The marked positive effect of PTH on normalizing BM function in β-thalassemic mice, as seen in this study, holds the promise that PTH administration could help restore damaged BME/HSC interactions in β-thalassemic patients to improve current therapeutic strategies. This could include treatment with PTH before HSC harvest and before HCT to correct the BME, protect HSC function, and improve engraftment (see figure). After an initial enthusiasm for using PTH to stimulate HSCs and increase their engraftment upon transplantation, subsequent studies have been disappointing.10 However, the patients treated were a heterogeneous group; specific targeting of the β-thalassemic BM niche by PTH may be beneficial and successful, as these patients exhibit suboptimal PTH levels and altered bone homeostasis. A critical point will be to determine whether HSC dysfunction in humans is reversible as observed in the mouse model, given that years of HSC exposure to cumulative damage in the BME of patients may not be accurately reflected by weeks/months of HSC exposure to damaged BME in mice.
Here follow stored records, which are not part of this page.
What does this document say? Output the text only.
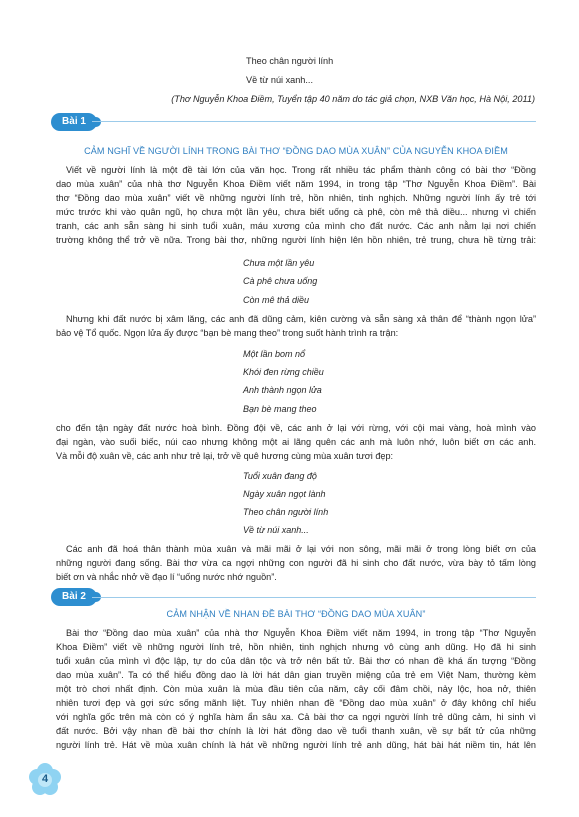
Theo chân người lính
Về từ núi xanh...
(Thơ Nguyễn Khoa Điềm, Tuyển tập 40 năm do tác giả chọn, NXB Văn học, Hà Nội, 2011)
Bài 1
CẢM NGHĨ VỀ NGƯỜI LÍNH TRONG BÀI THƠ “ĐỒNG DAO MÙA XUÂN” CỦA NGUYỄN KHOA ĐIỀM
Viết về người lính là một đề tài lớn của văn học. Trong rất nhiều tác phẩm thành công có bài thơ “Đồng
dao mùa xuân” của nhà thơ Nguyễn Khoa Điềm viết năm 1994, in trong tập “Thơ Nguyễn Khoa Điềm”. Bài
thơ “Đồng dao mùa xuân” viết về những người lính trẻ, hồn nhiên, tinh nghịch. Những người lính ấy trẻ tới
mức trước khi vào quân ngũ, họ chưa một lần yêu, chưa biết uống cà phê, còn mê thả diều... nhưng vì chiến
tranh, các anh sẵn sàng hi sinh tuổi xuân, máu xương của mình cho đất nước. Các anh nằm lại nơi chiến
trường không thể trở về nữa. Trong bài thơ, những người lính hiện lên hồn nhiên, trẻ trung, chưa hề từng trải:
Chưa một lần yêu
Cà phê chưa uống
Còn mê thả diều
Nhưng khi đất nước bị xâm lăng, các anh đã dũng cảm, kiên cường và sẵn sàng xả thân để “thành ngọn lửa”
bảo vệ Tổ quốc. Ngọn lửa ấy được “bạn bè mang theo” trong suốt hành trình ra trận:
Một lần bom nổ
Khói đen rừng chiều
Anh thành ngọn lửa
Bạn bè mang theo
cho đến tận ngày đất nước hoà bình. Đồng đội về, các anh ở lại với rừng, với cội mai vàng, hoà mình vào
đại ngàn, vào suối biếc, núi cao nhưng không một ai lãng quên các anh mà luôn nhớ, luôn biết ơn các anh.
Và mỗi độ xuân về, các anh như trẻ lại, trở về quê hương cùng mùa xuân tươi đẹp:
Tuổi xuân đang độ
Ngày xuân ngọt lành
Theo chân người lính
Về từ núi xanh...
Các anh đã hoá thân thành mùa xuân và mãi mãi ở lại với non sông, mãi mãi ở trong lòng biết ơn của
những người đang sống. Bài thơ vừa ca ngợi những con người đã hi sinh cho đất nước, vừa bày tỏ tấm lòng
biết ơn và nhắc nhở về đạo lí “uống nước nhớ nguồn”.
Bài 2
CẢM NHẬN VỀ NHAN ĐỀ BÀI THƠ “ĐỒNG DAO MÙA XUÂN”
Bài thơ “Đồng dao mùa xuân” của nhà thơ Nguyễn Khoa Điềm viết năm 1994, in trong tập “Thơ Nguyễn
Khoa Điềm” viết về những người lính trẻ, hồn nhiên, tinh nghịch nhưng vô cùng anh dũng. Họ đã hi sinh
tuổi xuân của mình vì độc lập, tự do của dân tộc và trở nên bất tử. Bài thơ có nhan đề khá ấn tượng “Đồng
dao mùa xuân”. Ta có thể hiểu đồng dao là lời hát dân gian truyền miệng của trẻ em Việt Nam, thường kèm
một trò chơi nhất định. Còn mùa xuân là mùa đầu tiên của năm, cây cối đâm chồi, nảy lộc, hoa nở, thiên
nhiên tươi đẹp và gợi sức sống mãnh liệt. Tuy nhiên nhan đề “Đồng dao mùa xuân” ở đây không chỉ hiểu
với nghĩa gốc trên mà còn có ý nghĩa hàm ẩn sâu xa. Cả bài thơ ca ngợi người lính trẻ dũng cảm, hi sinh vì
đất nước. Bởi vậy nhan đề bài thơ chính là lời hát đồng dao về tuổi thanh xuân, về sự bất tử của những
người lính trẻ. Hát về mùa xuân chính là hát về những người lính trẻ anh dũng, hát bài hát niềm tin, hát lên
4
This work opens up new questions, and it is clear that a deeper understanding of HSC biology and the status of the BM niche and its components in these hemoglobinopathies is essential for the development of curative approaches, both for improving the success of allogeneic HCT and for effective translation of promising gene-correction strategies in autologous HCT. Aprile and colleagues bring new insights on the BME in β-thalassemia and advance the novel concept of targeting the BM niche to improve treatment outcomes in these diseases.
The journey has just begun.
Conflict-of-interest disclosure: The author declares no competing financial interests.